Che cos’è reale? Una domanda apparentemente oziosa – quello che vedo, quello che sento, quello che tocco, tutto questo è reale! – è invece destinata a diventare l’interrogativo filosofico più importante del XXI secolo. E, probabilmente, di sempre.

Paradossalmente è proprio la fisica moderna, cioè la scienza che studia i fenomeni naturali, e dunque ciò che esiste, a suggerirci che le cose del mondo non sono come le immaginiamo. Che la realtà potrebbe essere diversa, e che, forse, i nostri occhi non vedono altro che illusioni.

Il mondo in cui viviamo, nel quale siamo immersi, è un mondo in cui da sempre, e a prescindere da noi, le cose accadono, gli eventi si susseguono, secondo un “disegno generale” di cui anche ciascuno di noi fa parte:  ma è proprio quel disegno generale che, con le più recenti scoperte della fisica, ormai da tempo inizia a vacillare. Parole come ‘realtà’ ed ‘esistenza’ vengono a perdere il loro stesso significato, se consideriamo  che la meccanica quantistica introduce possibilità di esistere che includono anche la “non esistenza nell’esistenza stessa”. La relatività di Einstein, più di un secolo fa, ci suggerisce che il tempo non è ciò che pensiamo che sia. E nemmeno lo spazio. Altre teorie moderne aggiungono una quantità di altre dimensioni rispetto a quelle cui abbiamo accesso: ma queste dimensioni, ci si chiede, dove sono? Insomma, sono tante le sollecitazioni che nel dibattito moderno stuzzicano i fisici e i filosofi di tutto il mondo.

Le scoperte moderne della fisica pongono tutte un problema di fondo: se le cose funzionano in modo diverso da come ce le immaginiamo e da come le viviamo quotidianamente, allora “che cos’è” la realtà che viviamo? È vera o un’illusione?

Un interrogativo enorme, ma antico, anzi antichissimo, che ci riporta alla Grecia dei filosofi coi sandali e il chitone, che ci riporta allo scetticismo, quando era lecito e saggio dubitare di qualunque cosa. C’è, tuttavia, una significativa differenza rispetto ai tempi antichi: oggi, infatti, “sappiamo” – e lo sappiamo con le scoperte dei fisici, con le dimostrazioni dei matematici – che tutto lo stranissimo mondo che gira intorno a noi, che costituisce noi stessi e che ci comprende, funziona in questo modo bizzarro.
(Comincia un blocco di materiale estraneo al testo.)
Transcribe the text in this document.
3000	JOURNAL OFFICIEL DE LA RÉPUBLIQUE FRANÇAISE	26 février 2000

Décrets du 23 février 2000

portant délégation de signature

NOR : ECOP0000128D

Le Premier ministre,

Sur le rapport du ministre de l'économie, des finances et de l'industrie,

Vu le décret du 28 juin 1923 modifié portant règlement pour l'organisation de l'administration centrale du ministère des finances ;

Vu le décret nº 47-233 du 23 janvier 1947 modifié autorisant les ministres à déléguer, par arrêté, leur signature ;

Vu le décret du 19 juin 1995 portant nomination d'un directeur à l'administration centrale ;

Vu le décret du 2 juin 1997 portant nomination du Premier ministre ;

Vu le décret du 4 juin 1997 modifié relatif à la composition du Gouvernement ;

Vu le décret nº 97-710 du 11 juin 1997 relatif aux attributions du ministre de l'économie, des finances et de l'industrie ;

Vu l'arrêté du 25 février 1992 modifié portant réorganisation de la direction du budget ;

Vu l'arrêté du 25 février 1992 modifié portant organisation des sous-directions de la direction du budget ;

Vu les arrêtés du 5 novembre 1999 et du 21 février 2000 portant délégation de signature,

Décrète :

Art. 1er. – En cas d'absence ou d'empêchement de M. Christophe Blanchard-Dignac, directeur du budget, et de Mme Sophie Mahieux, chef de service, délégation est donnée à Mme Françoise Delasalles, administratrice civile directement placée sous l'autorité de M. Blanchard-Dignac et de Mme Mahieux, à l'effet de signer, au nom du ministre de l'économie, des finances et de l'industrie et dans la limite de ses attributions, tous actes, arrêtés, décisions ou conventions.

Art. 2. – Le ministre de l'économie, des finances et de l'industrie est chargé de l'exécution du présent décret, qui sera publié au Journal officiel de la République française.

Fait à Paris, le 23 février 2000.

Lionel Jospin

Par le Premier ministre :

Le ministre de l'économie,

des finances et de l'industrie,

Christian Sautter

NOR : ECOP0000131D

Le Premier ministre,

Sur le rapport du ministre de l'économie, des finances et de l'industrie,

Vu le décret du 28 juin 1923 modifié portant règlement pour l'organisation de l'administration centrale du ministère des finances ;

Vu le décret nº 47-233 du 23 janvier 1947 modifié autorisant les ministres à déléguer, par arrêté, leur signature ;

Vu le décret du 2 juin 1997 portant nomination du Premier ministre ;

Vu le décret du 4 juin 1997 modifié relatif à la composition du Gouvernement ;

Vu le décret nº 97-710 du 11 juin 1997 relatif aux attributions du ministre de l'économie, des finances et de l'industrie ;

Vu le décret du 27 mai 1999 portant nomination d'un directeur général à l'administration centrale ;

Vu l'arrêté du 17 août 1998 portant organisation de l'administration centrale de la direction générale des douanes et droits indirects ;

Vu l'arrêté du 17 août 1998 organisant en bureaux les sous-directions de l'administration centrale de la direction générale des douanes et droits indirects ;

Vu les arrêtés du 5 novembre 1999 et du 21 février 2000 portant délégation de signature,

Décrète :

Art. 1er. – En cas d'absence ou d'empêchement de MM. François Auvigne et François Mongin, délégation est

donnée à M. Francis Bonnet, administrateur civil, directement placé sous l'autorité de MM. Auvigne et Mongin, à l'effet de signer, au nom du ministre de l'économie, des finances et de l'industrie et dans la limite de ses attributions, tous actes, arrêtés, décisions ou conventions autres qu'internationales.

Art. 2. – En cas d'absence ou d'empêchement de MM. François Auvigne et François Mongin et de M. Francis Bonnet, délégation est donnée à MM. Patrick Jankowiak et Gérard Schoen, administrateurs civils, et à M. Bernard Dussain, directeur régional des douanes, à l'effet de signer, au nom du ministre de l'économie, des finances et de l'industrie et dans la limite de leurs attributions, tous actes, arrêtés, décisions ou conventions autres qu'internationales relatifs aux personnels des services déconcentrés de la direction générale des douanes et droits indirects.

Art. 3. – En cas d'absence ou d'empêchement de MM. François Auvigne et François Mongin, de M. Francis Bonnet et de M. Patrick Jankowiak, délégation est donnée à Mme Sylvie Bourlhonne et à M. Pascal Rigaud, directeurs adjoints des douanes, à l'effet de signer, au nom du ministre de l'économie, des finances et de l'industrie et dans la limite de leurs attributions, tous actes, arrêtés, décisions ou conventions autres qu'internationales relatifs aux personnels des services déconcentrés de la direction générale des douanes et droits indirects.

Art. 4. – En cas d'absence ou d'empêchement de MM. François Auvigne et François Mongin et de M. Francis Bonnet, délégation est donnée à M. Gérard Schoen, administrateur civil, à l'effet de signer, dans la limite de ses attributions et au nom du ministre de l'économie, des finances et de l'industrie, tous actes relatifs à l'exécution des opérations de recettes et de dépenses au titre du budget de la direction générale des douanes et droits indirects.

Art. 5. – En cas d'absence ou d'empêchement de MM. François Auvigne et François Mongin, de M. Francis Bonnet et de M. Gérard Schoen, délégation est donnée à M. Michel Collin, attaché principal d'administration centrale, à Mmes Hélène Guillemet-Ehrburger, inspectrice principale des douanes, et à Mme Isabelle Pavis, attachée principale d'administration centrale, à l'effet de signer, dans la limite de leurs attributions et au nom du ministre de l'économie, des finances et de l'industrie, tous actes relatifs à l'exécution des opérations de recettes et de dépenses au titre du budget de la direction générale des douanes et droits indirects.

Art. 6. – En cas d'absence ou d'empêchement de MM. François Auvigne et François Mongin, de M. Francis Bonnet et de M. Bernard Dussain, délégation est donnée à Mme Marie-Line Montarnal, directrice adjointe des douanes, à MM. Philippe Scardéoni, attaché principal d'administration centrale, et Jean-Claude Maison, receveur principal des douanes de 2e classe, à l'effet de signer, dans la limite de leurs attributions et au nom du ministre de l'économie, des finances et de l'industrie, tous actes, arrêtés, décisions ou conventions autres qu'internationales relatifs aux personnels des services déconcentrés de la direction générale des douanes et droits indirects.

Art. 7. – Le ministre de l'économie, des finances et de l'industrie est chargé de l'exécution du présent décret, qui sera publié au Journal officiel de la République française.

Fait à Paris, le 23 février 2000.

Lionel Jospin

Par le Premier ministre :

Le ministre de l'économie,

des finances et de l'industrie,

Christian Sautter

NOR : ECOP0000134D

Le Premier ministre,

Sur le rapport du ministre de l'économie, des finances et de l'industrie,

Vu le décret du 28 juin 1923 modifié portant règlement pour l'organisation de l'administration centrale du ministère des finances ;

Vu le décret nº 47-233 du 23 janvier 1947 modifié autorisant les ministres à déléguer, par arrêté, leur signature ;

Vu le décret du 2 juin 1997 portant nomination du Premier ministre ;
Insomma, la differenza è che il dubbio ha ora rigore scientifico.

La fisica ci lancia un messaggio: le cose non stanno così, dovete ripensarle. Si deve ripensare ai modi di intendere l’esistenza, si devono ridisegnare i confini del mondo in cui viviamo. È tutta un’altra storia, verrebbe da dire: perfino le domande alle quali oggi anche un bambino sa rispondere senza esitazione, imbarazzano gli scienziati.

La fisica contemporanea lascia dietro di sé un paesaggio arido, spazza via il mondo fatto delle certezze su cui l’essere umano ha abitato per millenni. Davanti alle bizzarrie del mondo subatomico i fisici restano increduli. Lo stesso Einstein, che ha distrutto il concetto di tempo, non è riuscito a spiegare i paradossi della fisica quantistica: “Dio non gioca a dadi con l’universo!”, diceva.  Ma poi il tempo è passato e le nuove scoperte sembrerebbero avallare esattamente il contrario: niente è come sembra, l’impossibile è reale. La scienza fa progressi ma non fornisce risposte, anzi genera domande ancora più grandi. E’ come un’enorme matrioska: ce n’è sempre un’altra, ma non si arriva mai all’ultima.

È tuttavia interessante notare, in quest’epoca di decostruzione di sicurezze e di perdita dei confini, come la scienza rispecchi esattamente l’incertezza dell’essere umano. Lavoro precario, amori precari, vita precaria. Ci si rifugia nel frivolo mondo che le distrazioni propongono. L’auspicio è che proprio a partire dalle domande cui la scienza e la filosofia devono oggi far fronte, le quali portano ad interrogarci sul senso stesso della nostra permanenza temporanea qui, sulla Terra, si possa rifondare un mondo di certezze, su un terreno saldo e sicuro.